Critique de Faisons un rêve, de Sacha Guitry, vu le 29 septembre 2017 au Théâtre de la Madeleine
Avec Nicolas Briançon, Marie-Julie Baup, Éric Laugérias, et Michel Dussarat, dans une mise en scène de Nicolas Briançon
Il y a ces critiques qu’on peine à écrire, celles qui rament un peu, qu’on a du mal à sortir de notre ventre parce que le spectacle était certes bon, mais qu’il nous laissera finalement un souvenir plutôt flou. Et il y a les critiques qu’on aimerait incroyables, aussi entraînantes que le spectacle dont on sort, celles dont on s’imagine un nombre incalculable de bons mots superbement rythmés à la sortie de la pièce mais qui au fond déçoivent toujours tant elles sont en dessous de ce qu’on voudrait écrire et transmettre. La critique qui va suivre est de celles-là.
Ceux que je vois grincer des dents à l’annonce d’une pièce de Sacha Guitry ne connaissent pas Faisons un Rêve. A mon sens, c’est un chef-d’oeuvre de théâtre : l’un de plus beaux monologues, l’une des plus belles fins, l’une des répliques les plus perspicaces sur les réactions humaines absurdes (mais je vous laisse la découvrir…). Et pourtant, tout cela part d’une situation bien banale : le mari, la femme, l’amant. Mais la finesse et le charme des dialogues de Guitry nous entraîne bien plus loin qu’une simple scène de boulevard et je vous invite à découvrir (ou à redécouvrir) cette pièce entre les mains de Nicolas Briançon.
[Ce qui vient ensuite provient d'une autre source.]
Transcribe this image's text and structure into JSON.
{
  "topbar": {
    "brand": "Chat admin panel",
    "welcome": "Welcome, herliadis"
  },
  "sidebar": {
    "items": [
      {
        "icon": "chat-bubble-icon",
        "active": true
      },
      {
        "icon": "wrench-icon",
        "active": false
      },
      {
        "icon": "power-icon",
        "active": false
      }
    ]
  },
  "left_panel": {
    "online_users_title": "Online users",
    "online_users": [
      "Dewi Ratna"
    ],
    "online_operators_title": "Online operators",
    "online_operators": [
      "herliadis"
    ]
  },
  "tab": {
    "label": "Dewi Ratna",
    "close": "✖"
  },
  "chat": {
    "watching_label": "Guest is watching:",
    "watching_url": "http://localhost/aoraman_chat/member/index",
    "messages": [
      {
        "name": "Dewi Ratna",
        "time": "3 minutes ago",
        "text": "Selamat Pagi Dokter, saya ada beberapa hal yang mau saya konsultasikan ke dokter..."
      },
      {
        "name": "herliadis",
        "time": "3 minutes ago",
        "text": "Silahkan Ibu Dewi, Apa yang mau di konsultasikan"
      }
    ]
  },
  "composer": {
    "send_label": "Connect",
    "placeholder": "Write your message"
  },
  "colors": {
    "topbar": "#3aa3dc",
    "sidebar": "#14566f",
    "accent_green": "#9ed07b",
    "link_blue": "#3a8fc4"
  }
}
C’est un texte que je devinais fait pour lui. Il a ce talent-là de faire éclater des bulles de Guitry sans jamais perdre la saveur du délicieux champagne qu’il nous sert. Le texte lui sied à merveille, et il lui rend si bien : endossant la casquette de metteur en scène, il nous livre un spectacle éclatant, sans aucun artifice : il le sait, ce texte a du génie, et si on l’entend bien le résultat sera là. Partant de ce constat, sa direction d’acteur est impeccable, et il a su créer une belle harmonie sur la scène – du trio amoureux, aucun ne cherche à se démarquer, et cet accord parfait est un charme supplémentaire de ce spectacle.
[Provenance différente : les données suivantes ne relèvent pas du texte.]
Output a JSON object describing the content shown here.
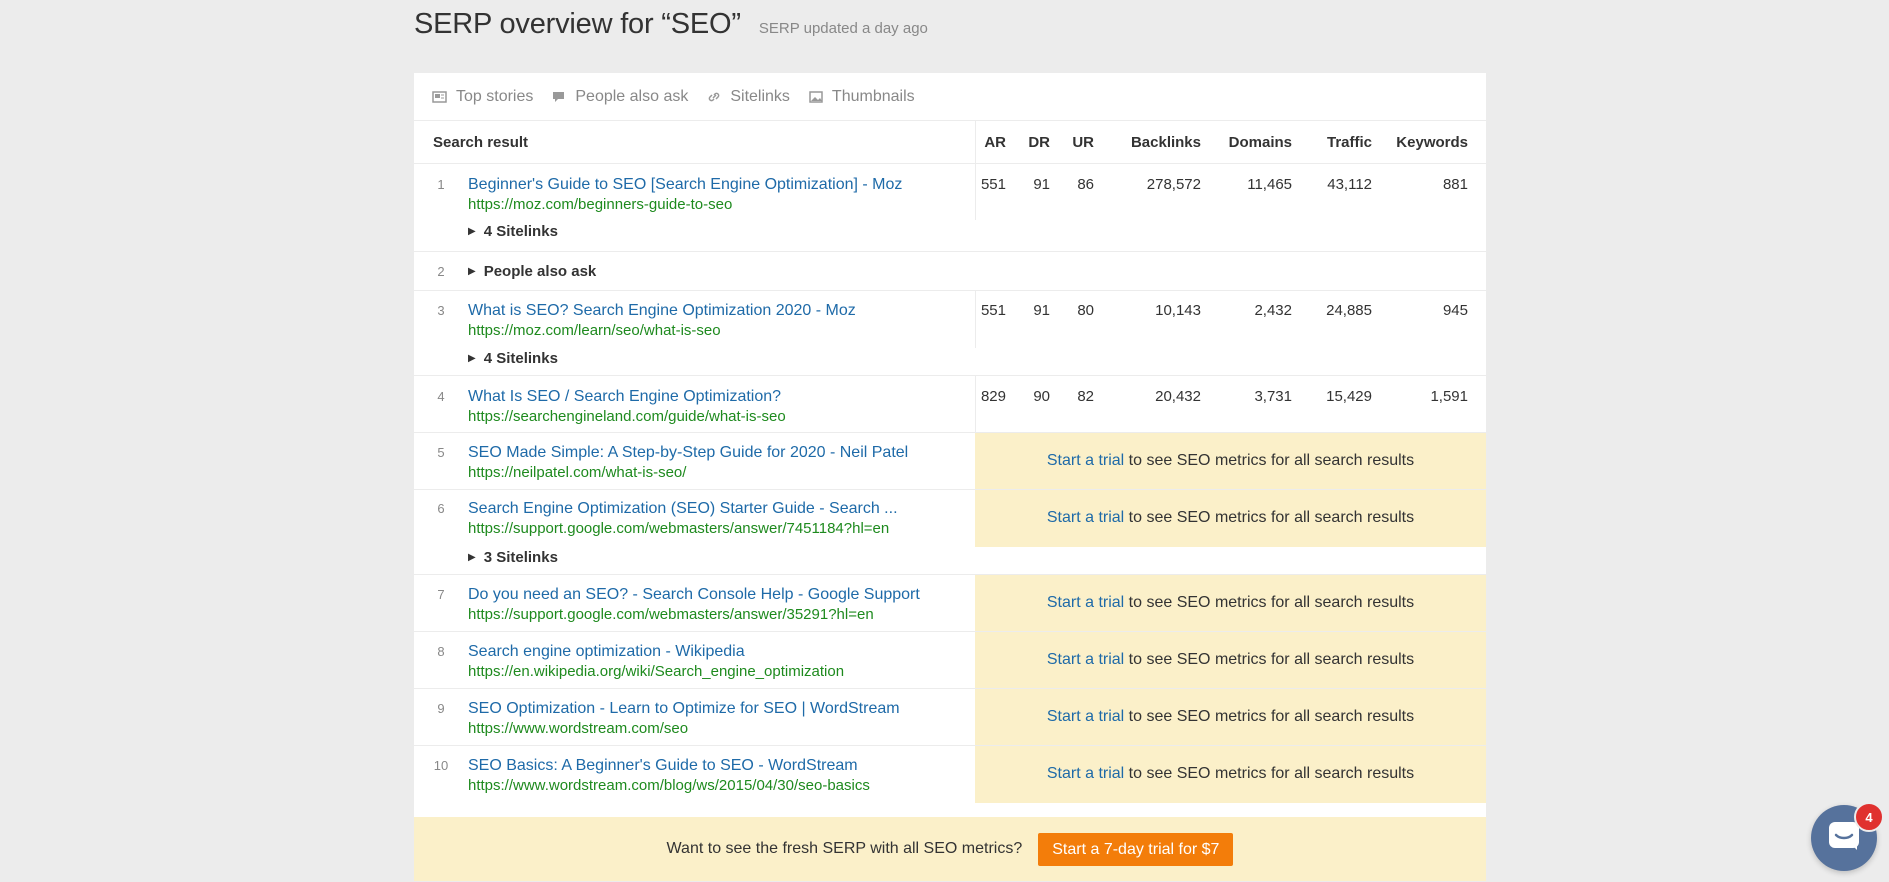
{
  "header": {
    "title": "SERP overview for “SEO”",
    "updated": "SERP updated a day ago"
  },
  "features": [
    {
      "icon": "newspaper-icon",
      "label": "Top stories"
    },
    {
      "icon": "speech-bubble-icon",
      "label": "People also ask"
    },
    {
      "icon": "link-icon",
      "label": "Sitelinks"
    },
    {
      "icon": "image-icon",
      "label": "Thumbnails"
    }
  ],
  "table": {
    "columns": {
      "result": "Search result",
      "ar": "AR",
      "dr": "DR",
      "ur": "UR",
      "backlinks": "Backlinks",
      "domains": "Domains",
      "traffic": "Traffic",
      "keywords": "Keywords"
    },
    "rows": [
      {
        "rank": "1",
        "title": "Beginner's Guide to SEO [Search Engine Optimization] - Moz",
        "url": "https://moz.com/beginners-guide-to-seo",
        "ar": "551",
        "dr": "91",
        "ur": "86",
        "backlinks": "278,572",
        "domains": "11,465",
        "traffic": "43,112",
        "keywords": "881",
        "sitelinks": "4 Sitelinks"
      },
      {
        "rank": "2",
        "feature": "People also ask"
      },
      {
        "rank": "3",
        "title": "What is SEO? Search Engine Optimization 2020 - Moz",
        "url": "https://moz.com/learn/seo/what-is-seo",
        "ar": "551",
        "dr": "91",
        "ur": "80",
        "backlinks": "10,143",
        "domains": "2,432",
        "traffic": "24,885",
        "keywords": "945",
        "sitelinks": "4 Sitelinks"
      },
      {
        "rank": "4",
        "title": "What Is SEO / Search Engine Optimization?",
        "url": "https://searchengineland.com/guide/what-is-seo",
        "ar": "829",
        "dr": "90",
        "ur": "82",
        "backlinks": "20,432",
        "domains": "3,731",
        "traffic": "15,429",
        "keywords": "1,591"
      },
      {
        "rank": "5",
        "title": "SEO Made Simple: A Step-by-Step Guide for 2020 - Neil Patel",
        "url": "https://neilpatel.com/what-is-seo/"
      },
      {
        "rank": "6",
        "title": "Search Engine Optimization (SEO) Starter Guide - Search ...",
        "url": "https://support.google.com/webmasters/answer/7451184?hl=en",
        "sitelinks": "3 Sitelinks"
      },
      {
        "rank": "7",
        "title": "Do you need an SEO? - Search Console Help - Google Support",
        "url": "https://support.google.com/webmasters/answer/35291?hl=en"
      },
      {
        "rank": "8",
        "title": "Search engine optimization - Wikipedia",
        "url": "https://en.wikipedia.org/wiki/Search_engine_optimization"
      },
      {
        "rank": "9",
        "title": "SEO Optimization - Learn to Optimize for SEO | WordStream",
        "url": "https://www.wordstream.com/seo"
      },
      {
        "rank": "10",
        "title": "SEO Basics: A Beginner's Guide to SEO - WordStream",
        "url": "https://www.wordstream.com/blog/ws/2015/04/30/seo-basics"
      }
    ],
    "trial_link": "Start a trial",
    "trial_text": " to see SEO metrics for all search results"
  },
  "cta": {
    "text": "Want to see the fresh SERP with all SEO metrics?",
    "button": "Start a 7-day trial for $7"
  },
  "chat": {
    "badge": "4",
    "icon": "chat-icon"
  },
  "colors": {
    "background": "#ececec",
    "link": "#1e6aa8",
    "url": "#1e8a1e",
    "trial_bg": "#fbf0c9",
    "cta_button": "#f37d0a",
    "chat_bg": "#56729c",
    "badge": "#e0312f"
  }
}
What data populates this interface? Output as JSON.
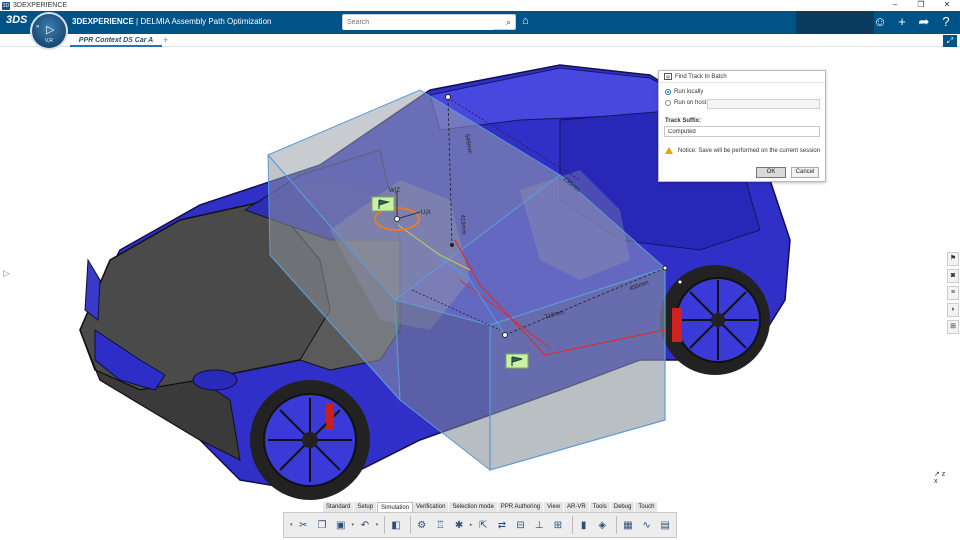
{
  "os": {
    "title": "3DEXPERIENCE",
    "controls": [
      "–",
      "❐",
      "✕"
    ]
  },
  "header": {
    "brand": "3DEXPERIENCE",
    "app_name": " | DELMIA Assembly Path Optimization",
    "search_placeholder": "Search",
    "compass_label": "V,R",
    "icons": [
      "user-icon",
      "plus-icon",
      "share-icon",
      "help-icon"
    ]
  },
  "tabs": [
    {
      "label": "PPR Context DS Car A",
      "active": true
    }
  ],
  "viewport": {
    "labels": {
      "w": "W|Z",
      "u": "U|X",
      "dim_549": "549mm",
      "dim_419": "419mm",
      "dim_718": "718mm",
      "dim_455": "455mm",
      "dim_235": "235mm"
    },
    "colors": {
      "car_body": "#2e2ed0",
      "hood": "#4c4c4c",
      "box_face": "#8c949c",
      "box_edge": "#5a9ad8",
      "path_red": "#d63030",
      "flag_bg": "#c9f1a4"
    }
  },
  "dialog": {
    "title": "Find Track In Batch",
    "run_locally": "Run locally",
    "run_on_host": "Run on host",
    "selected": "run_locally",
    "host_value": "",
    "track_suffix_label": "Track Suffix:",
    "track_suffix_value": "Computed",
    "notice": "Notice: Save will be performed on the current session",
    "ok": "OK",
    "cancel": "Cancel"
  },
  "toolbar": {
    "tabs": [
      "Standard",
      "Setup",
      "Simulation",
      "Verification",
      "Selection mode",
      "PPR Authoring",
      "View",
      "AR-VR",
      "Tools",
      "Debug",
      "Touch"
    ],
    "active_tab": "Simulation",
    "tools": [
      "cut-icon",
      "copy-icon",
      "paste-icon",
      "undo-icon",
      "track-icon",
      "mechanism-icon",
      "robot-icon",
      "manikin-icon",
      "move-icon",
      "path-icon",
      "measure-icon",
      "clash-icon",
      "section-icon",
      "compute-icon",
      "analysis-icon",
      "chart-icon",
      "monitor-icon"
    ]
  },
  "compass_axis": "z\nx"
}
Mais, on le sait, il a plus d’une corde à son arc, et il peut diriger brillamment un spectacle tout en incarnant l’un des personnages principaux avec maestria. Son Lui est exquis : charmeur sans lourdeur, plaisant sans bouffonnerie, il a le regard vif et l’oeil coquin. Il faut bien le reconnaître : il est absolument délicieux, et il nous conquiert aussi rapidement qu’il séduit Elle, incarnée par Marie-Julie Baup. Grâcieuse et très touchante, elle confère à son personnage une dimension que je n’avais jusqu’alors pas observée chez Elle : une réelle humanité et une délicatesse de femme. Son Je t’aime ! déclaré avec une réelle spontanéité est des plus beaux, des plus sincères, et des plus émouvants qu’il m’ait été donné de voir. Pour compléter le trio, Éric Laugérias campe un mari plutôt simple, en contrepoint des deux autres, dont l’accent chantant et les remarques décalées soulèvent tout autant les rires que ses camarades. Et comme la finesse est de mise dans ce spectacle, j’aurais aussi un mot pour Michel Dussarat qui est un valet de chambre cocasse, jamais pesant !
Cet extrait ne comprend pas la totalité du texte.